In this short entry I would like to talk about the details behind the “magical” buzzwords spreading these days on the Machine Learning and Big Data scenes. I am sure the marketing and sales department at NVidia is making great efforts to put expressions like “tensor cores” to be the topic of common talk – without most people having even the slightest clue about it. I am not mocking this process, I think this is actually helping progress in technology.

In my previous articles I explained it in details how a neural network can be expressed with matrices, and how the training process can be solved with simple matrix operations. Here I would like to write about how various processing architectures can improve the performance of these operations.

MATRIX OPERATIONS IN NEURAL NETWORKS

As you may notice in the neural network learning algorithms a lot of their matrix calculations are easily serialisable, which means they can be executed easily by iterating through vectors that are continuously stored in memory. The only two operations that are hard to serialise in such a way are the matrix dot product and transposing a matrix. These dot products are the most CPU consuming operations in these algorithms.

MULTIPLYING PARTITIONED MATRICES

A beautiful feature of matrix product calculations is that they remain the same if they are executed on matrix partitions instead of individual matrix cells. If a matrix is partitioned to 2×2 or 4×4 sub-matrices – with the remaining odd rows and columns partitioned 1×2, 2×1 or 1×4, 4×1 vectors the matrix multiplication algorithm will be the same on the sub-matrices.

The operations used in calculating a matrix product are multiplication and addition. The multiplication in the case of sub-matrices will become a dot product (be aware that this multiplication is not commutative as in the case of scalar matrix values). During partitioning the only thing one has to be careful about is to make it in a way that the partition sizes match up.

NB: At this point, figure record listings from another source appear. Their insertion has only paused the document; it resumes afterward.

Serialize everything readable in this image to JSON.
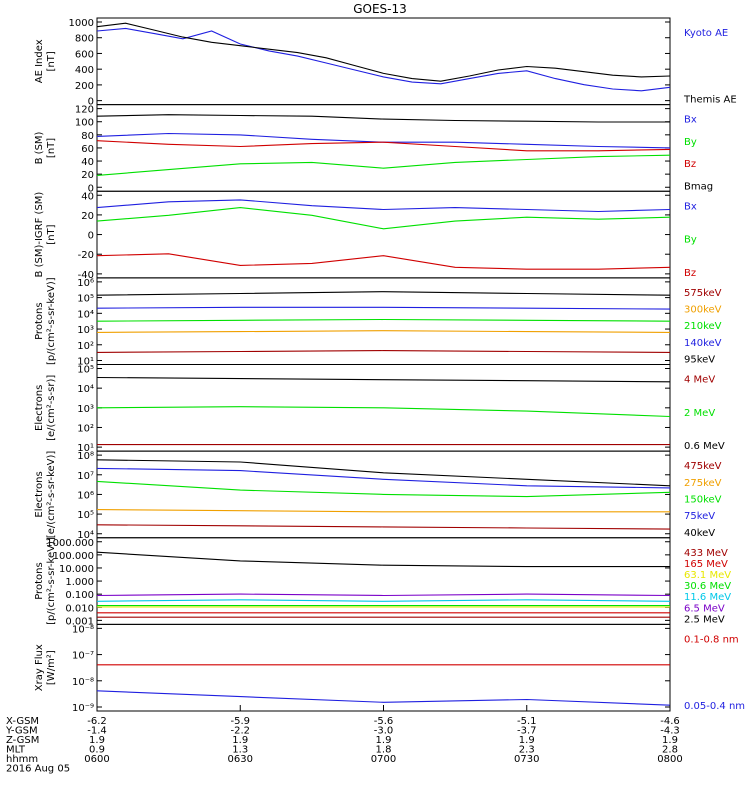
{
  "title": "GOES-13",
  "colors": {
    "black": "#000000",
    "blue": "#1f1fe0",
    "green": "#00e000",
    "red": "#d00000",
    "orange": "#f0a000",
    "darkred": "#a00000",
    "cyan": "#00c8e8",
    "yellow": "#e8e800",
    "purple": "#7a00c8",
    "magenta": "#c800a0"
  },
  "chart_data": [
    {
      "type": "line",
      "ylabel": "AE Index\n[nT]",
      "yticks": [
        "1000",
        "800",
        "600",
        "400",
        "200",
        "0"
      ],
      "ylim": [
        0,
        1000
      ],
      "legend": [
        {
          "label": "Kyoto AE",
          "color": "blue"
        },
        {
          "label": "Themis AE",
          "color": "black"
        }
      ],
      "series": [
        {
          "name": "Kyoto AE",
          "color": "blue",
          "x": [
            6.0,
            6.1,
            6.2,
            6.3,
            6.4,
            6.5,
            6.6,
            6.7,
            6.8,
            6.9,
            7.0,
            7.1,
            7.2,
            7.3,
            7.4,
            7.5,
            7.6,
            7.7,
            7.8,
            7.9,
            8.0
          ],
          "values": [
            850,
            880,
            820,
            760,
            850,
            700,
            620,
            560,
            480,
            400,
            320,
            260,
            240,
            300,
            360,
            390,
            300,
            230,
            180,
            160,
            200
          ]
        },
        {
          "name": "Themis AE",
          "color": "black",
          "x": [
            6.0,
            6.1,
            6.2,
            6.3,
            6.4,
            6.5,
            6.6,
            6.7,
            6.8,
            6.9,
            7.0,
            7.1,
            7.2,
            7.3,
            7.4,
            7.5,
            7.6,
            7.7,
            7.8,
            7.9,
            8.0
          ],
          "values": [
            900,
            940,
            860,
            780,
            720,
            680,
            640,
            600,
            540,
            450,
            360,
            300,
            270,
            330,
            400,
            440,
            420,
            380,
            340,
            320,
            330
          ]
        }
      ]
    },
    {
      "type": "line",
      "ylabel": "B (SM)\n[nT]",
      "yticks": [
        "120",
        "100",
        "80",
        "60",
        "40",
        "20",
        "0"
      ],
      "ylim": [
        0,
        120
      ],
      "legend": [
        {
          "label": "Bx",
          "color": "blue"
        },
        {
          "label": "By",
          "color": "green"
        },
        {
          "label": "Bz",
          "color": "red"
        },
        {
          "label": "Bmag",
          "color": "black"
        }
      ],
      "series": [
        {
          "name": "Bmag",
          "color": "black",
          "x": [
            6.0,
            6.25,
            6.5,
            6.75,
            7.0,
            7.25,
            7.5,
            7.75,
            8.0
          ],
          "values": [
            104,
            106,
            105,
            104,
            100,
            98,
            97,
            96,
            96
          ]
        },
        {
          "name": "Bx",
          "color": "blue",
          "x": [
            6.0,
            6.25,
            6.5,
            6.75,
            7.0,
            7.25,
            7.5,
            7.75,
            8.0
          ],
          "values": [
            76,
            80,
            78,
            72,
            68,
            68,
            65,
            62,
            60
          ]
        },
        {
          "name": "By",
          "color": "green",
          "x": [
            6.0,
            6.25,
            6.5,
            6.75,
            7.0,
            7.25,
            7.5,
            7.75,
            8.0
          ],
          "values": [
            22,
            30,
            38,
            40,
            32,
            40,
            44,
            48,
            50
          ]
        },
        {
          "name": "Bz",
          "color": "red",
          "x": [
            6.0,
            6.25,
            6.5,
            6.75,
            7.0,
            7.25,
            7.5,
            7.75,
            8.0
          ],
          "values": [
            70,
            65,
            62,
            66,
            68,
            62,
            56,
            56,
            58
          ]
        }
      ]
    },
    {
      "type": "line",
      "ylabel": "B (SM)-IGRF (SM)\n[nT]",
      "yticks": [
        "40",
        "20",
        "0",
        "-20",
        "-40"
      ],
      "ylim": [
        -45,
        45
      ],
      "legend": [
        {
          "label": "Bx",
          "color": "blue"
        },
        {
          "label": "By",
          "color": "green"
        },
        {
          "label": "Bz",
          "color": "red"
        }
      ],
      "series": [
        {
          "name": "Bx",
          "color": "blue",
          "x": [
            6.0,
            6.25,
            6.5,
            6.75,
            7.0,
            7.25,
            7.5,
            7.75,
            8.0
          ],
          "values": [
            28,
            34,
            36,
            30,
            26,
            28,
            26,
            24,
            26
          ]
        },
        {
          "name": "By",
          "color": "green",
          "x": [
            6.0,
            6.25,
            6.5,
            6.75,
            7.0,
            7.25,
            7.5,
            7.75,
            8.0
          ],
          "values": [
            14,
            20,
            28,
            20,
            6,
            14,
            18,
            16,
            18
          ]
        },
        {
          "name": "Bz",
          "color": "red",
          "x": [
            6.0,
            6.25,
            6.5,
            6.75,
            7.0,
            7.25,
            7.5,
            7.75,
            8.0
          ],
          "values": [
            -22,
            -20,
            -32,
            -30,
            -22,
            -34,
            -36,
            -36,
            -34
          ]
        }
      ]
    },
    {
      "type": "line",
      "scale": "log",
      "ylabel": "Protons\n[p/(cm²-s-sr-keV)]",
      "yticks": [
        "10⁶",
        "10⁵",
        "10⁴",
        "10³",
        "10²",
        "10¹"
      ],
      "ylim": [
        1,
        6
      ],
      "legend": [
        {
          "label": "575keV",
          "color": "darkred"
        },
        {
          "label": "300keV",
          "color": "orange"
        },
        {
          "label": "210keV",
          "color": "green"
        },
        {
          "label": "140keV",
          "color": "blue"
        },
        {
          "label": "95keV",
          "color": "black"
        }
      ],
      "series": [
        {
          "name": "95keV",
          "color": "black",
          "x": [
            6.0,
            6.5,
            7.0,
            7.5,
            8.0
          ],
          "values": [
            5.0,
            5.1,
            5.2,
            5.1,
            5.0
          ]
        },
        {
          "name": "140keV",
          "color": "blue",
          "x": [
            6.0,
            6.5,
            7.0,
            7.5,
            8.0
          ],
          "values": [
            4.25,
            4.3,
            4.3,
            4.25,
            4.2
          ]
        },
        {
          "name": "210keV",
          "color": "green",
          "x": [
            6.0,
            6.5,
            7.0,
            7.5,
            8.0
          ],
          "values": [
            3.5,
            3.55,
            3.6,
            3.55,
            3.5
          ]
        },
        {
          "name": "300keV",
          "color": "orange",
          "x": [
            6.0,
            6.5,
            7.0,
            7.5,
            8.0
          ],
          "values": [
            2.85,
            2.9,
            2.95,
            2.9,
            2.85
          ]
        },
        {
          "name": "575keV",
          "color": "darkred",
          "x": [
            6.0,
            6.5,
            7.0,
            7.5,
            8.0
          ],
          "values": [
            1.7,
            1.75,
            1.8,
            1.75,
            1.7
          ]
        }
      ]
    },
    {
      "type": "line",
      "scale": "log",
      "ylabel": "Electrons\n[e/(cm²-s-sr)]",
      "yticks": [
        "10⁵",
        "10⁴",
        "10³",
        "10²",
        "10¹"
      ],
      "ylim": [
        1,
        5
      ],
      "legend": [
        {
          "label": "4 MeV",
          "color": "darkred"
        },
        {
          "label": "2 MeV",
          "color": "green"
        },
        {
          "label": "0.6 MeV",
          "color": "black"
        }
      ],
      "series": [
        {
          "name": "0.6 MeV",
          "color": "black",
          "x": [
            6.0,
            6.5,
            7.0,
            7.5,
            8.0
          ],
          "values": [
            4.4,
            4.35,
            4.3,
            4.25,
            4.2
          ]
        },
        {
          "name": "2 MeV",
          "color": "green",
          "x": [
            6.0,
            6.5,
            7.0,
            7.5,
            8.0
          ],
          "values": [
            3.0,
            3.05,
            3.0,
            2.85,
            2.6
          ]
        },
        {
          "name": "4 MeV",
          "color": "darkred",
          "x": [
            6.0,
            6.5,
            7.0,
            7.5,
            8.0
          ],
          "values": [
            1.3,
            1.3,
            1.3,
            1.3,
            1.3
          ]
        }
      ]
    },
    {
      "type": "line",
      "scale": "log",
      "ylabel": "Electrons\n[e/(cm²-s-sr-keV)]",
      "yticks": [
        "10⁸",
        "10⁷",
        "10⁶",
        "10⁵",
        "10⁴"
      ],
      "ylim": [
        4,
        8
      ],
      "legend": [
        {
          "label": "475keV",
          "color": "darkred"
        },
        {
          "label": "275keV",
          "color": "orange"
        },
        {
          "label": "150keV",
          "color": "green"
        },
        {
          "label": "75keV",
          "color": "blue"
        },
        {
          "label": "40keV",
          "color": "black"
        }
      ],
      "series": [
        {
          "name": "40keV",
          "color": "black",
          "x": [
            6.0,
            6.5,
            7.0,
            7.5,
            8.0
          ],
          "values": [
            7.6,
            7.5,
            7.0,
            6.7,
            6.4
          ]
        },
        {
          "name": "75keV",
          "color": "blue",
          "x": [
            6.0,
            6.5,
            7.0,
            7.5,
            8.0
          ],
          "values": [
            7.2,
            7.1,
            6.7,
            6.4,
            6.3
          ]
        },
        {
          "name": "150keV",
          "color": "green",
          "x": [
            6.0,
            6.5,
            7.0,
            7.5,
            8.0
          ],
          "values": [
            6.6,
            6.2,
            6.0,
            5.9,
            6.1
          ]
        },
        {
          "name": "275keV",
          "color": "orange",
          "x": [
            6.0,
            6.5,
            7.0,
            7.5,
            8.0
          ],
          "values": [
            5.3,
            5.25,
            5.2,
            5.2,
            5.2
          ]
        },
        {
          "name": "475keV",
          "color": "darkred",
          "x": [
            6.0,
            6.5,
            7.0,
            7.5,
            8.0
          ],
          "values": [
            4.6,
            4.55,
            4.5,
            4.45,
            4.4
          ]
        }
      ]
    },
    {
      "type": "line",
      "scale": "log",
      "ylabel": "Protons\n[p/(cm²-s-sr-keV)]",
      "yticks": [
        "1000.000",
        "100.000",
        "10.000",
        "1.000",
        "0.100",
        "0.010",
        "0.001"
      ],
      "ylim": [
        -3,
        3
      ],
      "legend": [
        {
          "label": "433 MeV",
          "color": "darkred"
        },
        {
          "label": "165 MeV",
          "color": "red"
        },
        {
          "label": "63.1 MeV",
          "color": "yellow"
        },
        {
          "label": "30.6 MeV",
          "color": "green"
        },
        {
          "label": "11.6 MeV",
          "color": "cyan"
        },
        {
          "label": "6.5 MeV",
          "color": "purple"
        },
        {
          "label": "2.5 MeV",
          "color": "black"
        }
      ],
      "series": [
        {
          "name": "2.5 MeV",
          "color": "black",
          "x": [
            6.0,
            6.5,
            7.0,
            7.5,
            8.0
          ],
          "values": [
            2.0,
            1.4,
            1.1,
            1.0,
            1.0
          ]
        },
        {
          "name": "6.5 MeV",
          "color": "purple",
          "x": [
            6.0,
            6.5,
            7.0,
            7.5,
            8.0
          ],
          "values": [
            -1.0,
            -0.9,
            -1.0,
            -0.9,
            -1.0
          ]
        },
        {
          "name": "11.6 MeV",
          "color": "cyan",
          "x": [
            6.0,
            6.5,
            7.0,
            7.5,
            8.0
          ],
          "values": [
            -1.4,
            -1.3,
            -1.4,
            -1.3,
            -1.4
          ]
        },
        {
          "name": "30.6 MeV",
          "color": "green",
          "x": [
            6.0,
            6.5,
            7.0,
            7.5,
            8.0
          ],
          "values": [
            -1.7,
            -1.7,
            -1.7,
            -1.7,
            -1.7
          ]
        },
        {
          "name": "63.1 MeV",
          "color": "yellow",
          "x": [
            6.0,
            6.5,
            7.0,
            7.5,
            8.0
          ],
          "values": [
            -1.8,
            -1.8,
            -1.8,
            -1.8,
            -1.8
          ]
        },
        {
          "name": "165 MeV",
          "color": "red",
          "x": [
            6.0,
            6.5,
            7.0,
            7.5,
            8.0
          ],
          "values": [
            -2.2,
            -2.2,
            -2.2,
            -2.2,
            -2.2
          ]
        },
        {
          "name": "433 MeV",
          "color": "darkred",
          "x": [
            6.0,
            6.5,
            7.0,
            7.5,
            8.0
          ],
          "values": [
            -2.5,
            -2.5,
            -2.5,
            -2.5,
            -2.5
          ]
        }
      ]
    },
    {
      "type": "line",
      "scale": "log",
      "ylabel": "Xray Flux\n[W/m²]",
      "yticks": [
        "10⁻⁸",
        "10⁻⁷",
        "10⁻⁸",
        "10⁻⁹"
      ],
      "ylim": [
        -9,
        -6
      ],
      "legend": [
        {
          "label": "0.1-0.8 nm",
          "color": "red"
        },
        {
          "label": "0.05-0.4 nm",
          "color": "blue"
        }
      ],
      "series": [
        {
          "name": "0.1-0.8 nm",
          "color": "red",
          "x": [
            6.0,
            6.5,
            7.0,
            7.5,
            8.0
          ],
          "values": [
            -7.4,
            -7.4,
            -7.4,
            -7.4,
            -7.4
          ]
        },
        {
          "name": "0.05-0.4 nm",
          "color": "blue",
          "x": [
            6.0,
            6.5,
            7.0,
            7.5,
            8.0
          ],
          "values": [
            -8.3,
            -8.5,
            -8.7,
            -8.6,
            -8.8
          ]
        }
      ]
    }
  ],
  "xaxis": {
    "rows": [
      {
        "label": "X-GSM",
        "values": [
          "-6.2",
          "-5.9",
          "-5.6",
          "-5.1",
          "-4.6"
        ]
      },
      {
        "label": "Y-GSM",
        "values": [
          "-1.4",
          "-2.2",
          "-3.0",
          "-3.7",
          "-4.3"
        ]
      },
      {
        "label": "Z-GSM",
        "values": [
          "1.9",
          "1.9",
          "1.9",
          "1.9",
          "1.9"
        ]
      },
      {
        "label": "MLT",
        "values": [
          "0.9",
          "1.3",
          "1.8",
          "2.3",
          "2.8"
        ]
      },
      {
        "label": "hhmm",
        "values": [
          "0600",
          "0630",
          "0700",
          "0730",
          "0800"
        ]
      }
    ],
    "date": "2016 Aug 05"
  }
}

If the original large matrix is not an exact multiple of 4×4 matrices you will have to partition the remainder in a way that the 4×3 or 4×1 sub-matrix will meet 1×1, 3×3 or 3×4 matrices only in the algorithm.

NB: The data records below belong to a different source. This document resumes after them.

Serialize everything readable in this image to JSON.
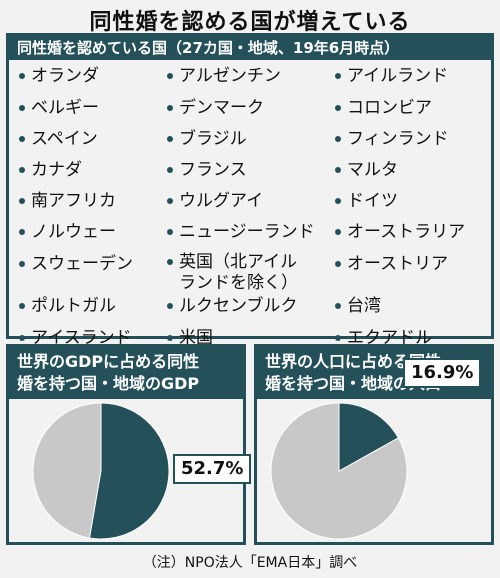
{
  "title": "同性婚を認める国が増えている",
  "list": {
    "header": "同性婚を認めている国（27カ国・地域、19年6月時点）",
    "columns": [
      [
        "オランダ",
        "ベルギー",
        "スペイン",
        "カナダ",
        "南アフリカ",
        "ノルウェー",
        "スウェーデン",
        "ポルトガル",
        "アイスランド"
      ],
      [
        "アルゼンチン",
        "デンマーク",
        "ブラジル",
        "フランス",
        "ウルグアイ",
        "ニュージーランド",
        "英国（北アイル|ランドを除く）",
        "ルクセンブルク",
        "米国"
      ],
      [
        "アイルランド",
        "コロンビア",
        "フィンランド",
        "マルタ",
        "ドイツ",
        "オーストラリア",
        "オーストリア",
        "台湾",
        "エクアドル"
      ]
    ]
  },
  "charts": [
    {
      "title_line1": "世界のGDPに占める同性",
      "title_line2": "婚を持つ国・地域のGDP",
      "value_label": "52.7%",
      "value": 52.7
    },
    {
      "title_line1": "世界の人口に占める同性",
      "title_line2": "婚を持つ国・地域の人口",
      "value_label": "16.9%",
      "value": 16.9
    }
  ],
  "colors": {
    "accent": "#24505a",
    "rest": "#c8c8c8"
  },
  "note": "（注）NPO法人「EMA日本」調べ"
}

ACCELERATING PARTITIONED MATRIX MULTIPLICATION WITH HARDWARE SOLUTIONS

Intel is already providing means for accelerating matrix operations in the form of SSE SIMD (Single Instruction Multiple Data) operations since 2004. NVidia took this to a new level by recently introducing Tensor Cores in their latest Volta architecture.

“Tensor Cores” are a marketing term, they are trying to convey the picture of a 3 dimensional 4x4x4 cube of something serious – indeed it looks very fancy and sciency, however the underlying concept is very simple.

As I have mentioned above, every matrix multiplication can be broken down to multiplication and addition operations between 4×4 sub-matrices. NVidia’s tensor cores are supporting exactly that:

A = B x C + D

where A, B, C and D are all 4×4 matrices. In recent Volta processors you have 640 cores that can execute such operations simultaneously, so the neural connections between two layers of a neural network can be calculated incredibly quickly during a backpropagation step which calculates the gradient values of the network.

If you organise these 4×4 matrices into a cube, then you get a 4x4x4 cube which can make your presentations very serious-looking and sciency when you mention machine learning. Still, it doesn’t hurt to know that in reality these are simple operations we learned about in middle school.